Physical-Layer Security in AmBC-NOMA Networks With Random Eavesdroppers

In this work, we investigate the physical-layer security (PLS) of ambient backscatter communication nonorthogonal multiple access (AmBC-NOMA) networks where noncolluding eavesdroppers (Eves) are randomly distributed. In the proposed system, a base station (BS) transmits a superimposed signal to a typical NOMA user pair, while a backscatter device (BD) simultaneously transmits its unique signal by reflecting and modulating the BS’s signal. Meanwhile, Eves passively attempt to wiretap the ongoing transmissions. Notably, the number and locations of Eves are unknown, posing a substantial security threat to the system. To address this challenge, the BS injects artificial noise (AN) to mislead the Eves, and a protected zone is employed to create an Eve-exclusion area around the BS. Theoretical expressions for outage probability (OP) and intercept probability (IP) are provided to evaluate the system’s reliability-security tradeoff.
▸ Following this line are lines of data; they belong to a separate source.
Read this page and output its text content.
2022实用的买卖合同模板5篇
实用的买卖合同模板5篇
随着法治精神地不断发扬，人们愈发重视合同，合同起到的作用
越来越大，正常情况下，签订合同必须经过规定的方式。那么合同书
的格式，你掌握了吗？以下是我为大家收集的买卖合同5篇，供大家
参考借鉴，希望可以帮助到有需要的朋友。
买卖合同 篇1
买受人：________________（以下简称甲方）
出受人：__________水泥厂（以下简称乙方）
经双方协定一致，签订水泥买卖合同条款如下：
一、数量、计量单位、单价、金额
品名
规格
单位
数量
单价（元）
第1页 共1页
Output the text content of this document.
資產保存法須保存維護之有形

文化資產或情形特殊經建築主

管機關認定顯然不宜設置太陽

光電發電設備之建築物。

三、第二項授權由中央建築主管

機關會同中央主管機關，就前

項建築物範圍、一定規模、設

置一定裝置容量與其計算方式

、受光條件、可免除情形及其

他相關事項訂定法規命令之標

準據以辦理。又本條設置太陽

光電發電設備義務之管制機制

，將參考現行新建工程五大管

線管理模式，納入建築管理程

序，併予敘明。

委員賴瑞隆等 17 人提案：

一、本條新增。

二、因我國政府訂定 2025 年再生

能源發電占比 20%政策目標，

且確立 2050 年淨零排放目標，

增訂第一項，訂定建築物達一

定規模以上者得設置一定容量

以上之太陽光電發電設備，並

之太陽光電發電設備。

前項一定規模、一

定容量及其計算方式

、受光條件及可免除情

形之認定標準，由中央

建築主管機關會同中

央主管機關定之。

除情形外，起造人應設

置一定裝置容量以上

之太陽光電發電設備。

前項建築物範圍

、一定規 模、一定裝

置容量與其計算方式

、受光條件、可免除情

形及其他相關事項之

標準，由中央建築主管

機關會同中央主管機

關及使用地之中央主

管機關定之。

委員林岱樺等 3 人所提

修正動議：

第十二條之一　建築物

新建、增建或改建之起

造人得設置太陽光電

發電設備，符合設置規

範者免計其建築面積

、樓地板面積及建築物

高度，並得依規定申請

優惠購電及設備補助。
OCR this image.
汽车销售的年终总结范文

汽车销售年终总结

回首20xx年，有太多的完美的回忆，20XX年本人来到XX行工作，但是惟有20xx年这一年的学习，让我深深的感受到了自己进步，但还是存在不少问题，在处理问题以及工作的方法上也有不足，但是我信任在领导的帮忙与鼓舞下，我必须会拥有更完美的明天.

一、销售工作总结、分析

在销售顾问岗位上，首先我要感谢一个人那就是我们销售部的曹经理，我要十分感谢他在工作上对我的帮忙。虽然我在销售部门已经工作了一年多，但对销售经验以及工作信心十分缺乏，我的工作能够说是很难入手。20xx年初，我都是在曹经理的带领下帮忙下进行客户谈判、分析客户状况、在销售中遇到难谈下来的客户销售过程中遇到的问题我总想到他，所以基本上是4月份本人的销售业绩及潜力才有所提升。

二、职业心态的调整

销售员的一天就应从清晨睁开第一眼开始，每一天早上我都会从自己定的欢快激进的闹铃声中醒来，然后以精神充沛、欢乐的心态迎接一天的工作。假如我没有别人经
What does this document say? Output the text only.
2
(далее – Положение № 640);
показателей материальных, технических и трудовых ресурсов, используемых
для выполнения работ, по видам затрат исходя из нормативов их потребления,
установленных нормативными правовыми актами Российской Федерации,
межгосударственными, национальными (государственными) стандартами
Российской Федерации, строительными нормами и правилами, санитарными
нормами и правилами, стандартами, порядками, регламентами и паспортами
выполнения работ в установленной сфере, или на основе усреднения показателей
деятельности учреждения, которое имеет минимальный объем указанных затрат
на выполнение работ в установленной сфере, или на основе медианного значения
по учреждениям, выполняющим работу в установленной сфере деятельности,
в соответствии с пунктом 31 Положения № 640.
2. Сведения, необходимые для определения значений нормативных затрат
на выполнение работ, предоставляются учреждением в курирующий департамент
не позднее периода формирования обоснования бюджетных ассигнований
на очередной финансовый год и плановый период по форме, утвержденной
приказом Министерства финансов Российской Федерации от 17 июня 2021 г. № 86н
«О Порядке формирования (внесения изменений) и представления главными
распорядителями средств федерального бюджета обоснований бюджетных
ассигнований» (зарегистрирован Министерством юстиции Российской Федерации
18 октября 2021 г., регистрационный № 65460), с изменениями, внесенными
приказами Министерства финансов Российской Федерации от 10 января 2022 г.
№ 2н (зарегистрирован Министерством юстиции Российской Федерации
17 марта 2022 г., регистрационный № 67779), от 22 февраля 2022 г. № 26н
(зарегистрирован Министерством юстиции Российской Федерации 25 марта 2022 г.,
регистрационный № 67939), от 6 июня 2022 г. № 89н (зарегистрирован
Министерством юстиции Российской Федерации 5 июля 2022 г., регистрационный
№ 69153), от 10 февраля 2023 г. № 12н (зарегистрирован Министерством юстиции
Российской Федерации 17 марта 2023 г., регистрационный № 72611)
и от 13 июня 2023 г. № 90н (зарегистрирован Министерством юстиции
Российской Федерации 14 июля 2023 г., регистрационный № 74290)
Asymptotic behavior at high signal-to-noise ratio (SNR) is further explored, including the derivation of diversity orders for the OP. Numerical results validate the analytical findings through extensive simulations, demonstrating that both the AN injection and protected zone can effectively enhance PLS. Furthermore, analysis and insights of different key parameters, including transmit SNR, reflection efficiency at the BD, power allocation coefficient, power fraction allocated to desired signal, Eve-exclusion area radius, Eve distribution density, and backscattered AN cancellation efficiency, on OP and IP are also provided.